Shalimar the clown watched them go and had to fight to stop his feet from following. It wasn’t just the shadow planets that tugged at his feelings. Boonyi acted on him too, she worked her magic on him every minute of the day and night, dragging at him, pulling, caressing and nibbling him, even when she was at the opposite end of the village. Boonyi Kaul, dark as a secret, bright as happiness, his first and only love. Bhoomi by the Cold Water, great kisser, expert caresser, fearless acrobat, fabulous cook. Shalimar the clown’s heart was pounding joyfully because it was about to be granted its greatest desire. In the lusty silence during the pandit’s monologue they had decided that the moment had come to consummate their love, and in an exchange of wordless signals had briskly settled the hour and the place. Now it was time to prepare.

That evening, while she braided her long hair for her lover, Boonyi Kaul thought about the blessed Sita in the forest hermitage at Panchavati near the Godavari River during the wandering years of Lord Ram’s exile from Ayodhya. Ram and Lakshman were away hunting for demons that fateful day. Sita was left alone, but Lakshman had drawn a magic line in the dirt all the way across the mouth of the little hermitage and warned her not to cross it or to invite anyone else to do so. The line was powerfully enchanted and would protect her from harm. But the moment Lakshman had left, the demon king Ravan showed up disguised as a wandering mendicant dressed in a tattered ochre cloth and wooden sandals, and carrying a cheap umbrella. He did not talk like a holy beggar, however, but effusively praised, in sequence, Sita’s skin, her scent, her eyes, her face, her hair, her breasts and her waist. He said nothing about her legs. Her legs would have been concealed from view, of course, and although a great rakshasa like Ravan would surely have been able to see through cloth he could not admit it, because if he had praised her lower body his salacious hidden nature would have been revealed instantly. Boonyi Kaul’s almost-fourteen-year-old legs were already long and slender. She wanted to know about Sita Devi’s legs and was frustrated that they were never described.

She wanted to know, too, whether it was in spite of or because of his lecherous, flattering speech that Sita invited Ravan in disguise to come indoors and rest. It was a question of some importance because once Sita had invited the stranger to cross the magic line its power was broken. Moments later Ravan resumed his true multiheaded form and carried Sita off to his kingdom of Lanka, abducted her against her noble will in the flying chariot drawn by the green mules. The great eagle Jatayu, old and blind, tried to save her, killing the mules in the air and making the chariot fall to earth, but Ravan picked up Sita and leapt unharmed to the ground and when tired Jatayu attacked him he cut off the eagle’s wings.

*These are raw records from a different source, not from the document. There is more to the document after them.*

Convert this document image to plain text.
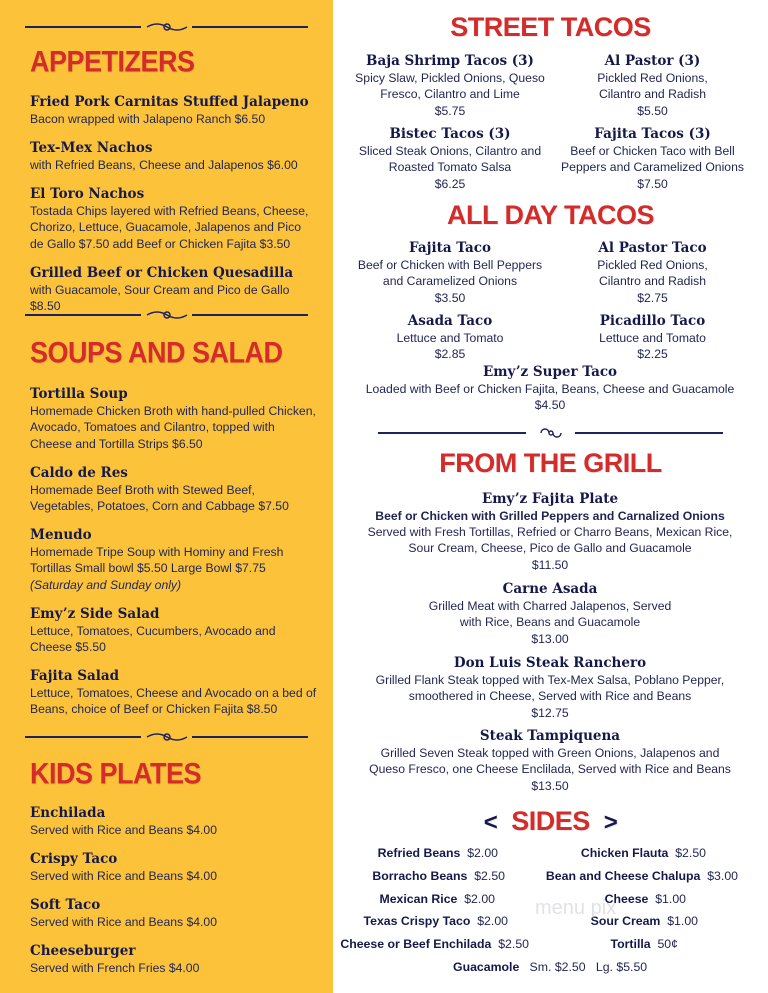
APPETIZERS
Fried Pork Carnitas Stuffed Jalapeno
Bacon wrapped with Jalapeno Ranch $6.50
Tex-Mex Nachos
with Refried Beans, Cheese and Jalapenos $6.00
El Toro Nachos
Tostada Chips layered with Refried Beans, Cheese, Chorizo, Lettuce, Guacamole, Jalapenos and Pico de Gallo $7.50 add Beef or Chicken Fajita $3.50
Grilled Beef or Chicken Quesadilla
with Guacamole, Sour Cream and Pico de Gallo $8.50
SOUPS AND SALAD
Tortilla Soup
Homemade Chicken Broth with hand-pulled Chicken, Avocado, Tomatoes and Cilantro, topped with Cheese and Tortilla Strips $6.50
Caldo de Res
Homemade Beef Broth with Stewed Beef, Vegetables, Potatoes, Corn and Cabbage $7.50
Menudo
Homemade Tripe Soup with Hominy and Fresh Tortillas Small bowl $5.50 Large Bowl $7.75
(Saturday and Sunday only)
Emy’z Side Salad
Lettuce, Tomatoes, Cucumbers, Avocado and Cheese $5.50
Fajita Salad
Lettuce, Tomatoes, Cheese and Avocado on a bed of Beans, choice of Beef or Chicken Fajita $8.50
KIDS PLATES
Enchilada
Served with Rice and Beans $4.00
Crispy Taco
Served with Rice and Beans $4.00
Soft Taco
Served with Rice and Beans $4.00
Cheeseburger
Served with French Fries $4.00
STREET TACOS
Baja Shrimp Tacos (3)
Spicy Slaw, Pickled Onions, Queso Fresco, Cilantro and Lime
$5.75
Al Pastor (3)
Pickled Red Onions, Cilantro and Radish
$5.50
Bistec Tacos (3)
Sliced Steak Onions, Cilantro and Roasted Tomato Salsa
$6.25
Fajita Tacos (3)
Beef or Chicken Taco with Bell Peppers and Caramelized Onions
$7.50
ALL DAY TACOS
Fajita Taco
Beef or Chicken with Bell Peppers and Caramelized Onions
$3.50
Al Pastor Taco
Pickled Red Onions, Cilantro and Radish
$2.75
Asada Taco
Lettuce and Tomato
$2.85
Picadillo Taco
Lettuce and Tomato
$2.25
Emy’z Super Taco
Loaded with Beef or Chicken Fajita, Beans, Cheese and Guacamole
$4.50
FROM THE GRILL
Emy’z Fajita Plate
Beef or Chicken with Grilled Peppers and Carnalized Onions
Served with Fresh Tortillas, Refried or Charro Beans, Mexican Rice, Sour Cream, Cheese, Pico de Gallo and Guacamole
$11.50
Carne Asada
Grilled Meat with Charred Jalapenos, Served with Rice, Beans and Guacamole
$13.00
Don Luis Steak Ranchero
Grilled Flank Steak topped with Tex-Mex Salsa, Poblano Pepper, smoothered in Cheese, Served with Rice and Beans
$12.75
Steak Tampiquena
Grilled Seven Steak topped with Green Onions, Jalapenos and Queso Fresco, one Cheese Enclilada, Served with Rice and Beans
$13.50
< SIDES >
Refried Beans $2.00
Borracho Beans $2.50
Mexican Rice $2.00
Texas Crispy Taco $2.00
Cheese or Beef Enchilada $2.50
Chicken Flauta $2.50
Bean and Cheese Chalupa $3.00
Cheese $1.00
Sour Cream $1.00
Tortilla 50¢
Guacamole Sm. $2.50 Lg. $5.50
menu pix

Surely the whole epic conflict could not simply be Sita’s fault, Boonyi Kaul thought. “Jatayu, you have died for me,” Sita cried out. That was true. But how could the responsibility for everything that followed the abduction, the eagle’s fall, the countrywide search for the missing princess, the mighty war against Ravan, the rivers of blood and mountains of death, be laid at the door of Ram’s revered wife? What a strange meaning that would give to the old story-that women’s folly undid men’s magic, that heroes had to fight and die because of the vanity that had made a pretty woman act like a dunce. That didn’t feel right. The dignity, the moral strength, the intelligence of Sita was beyond doubt and could not so trivially be set aside. Boonyi gave the story a different interpretation. However much Sita’s family members sought to protect her, Boonyi thought, the demon king still existed, was hopelessly besotted by her, and would have to be faced sooner or later. A woman’s demons were out there, like her lovers, and she could only be coddled for so long. It was better to be done with magic lines and to confront your destiny. Lines in the dirt were all very well but they only delayed matters. What had to happen should be allowed to happen or it could never be overcome.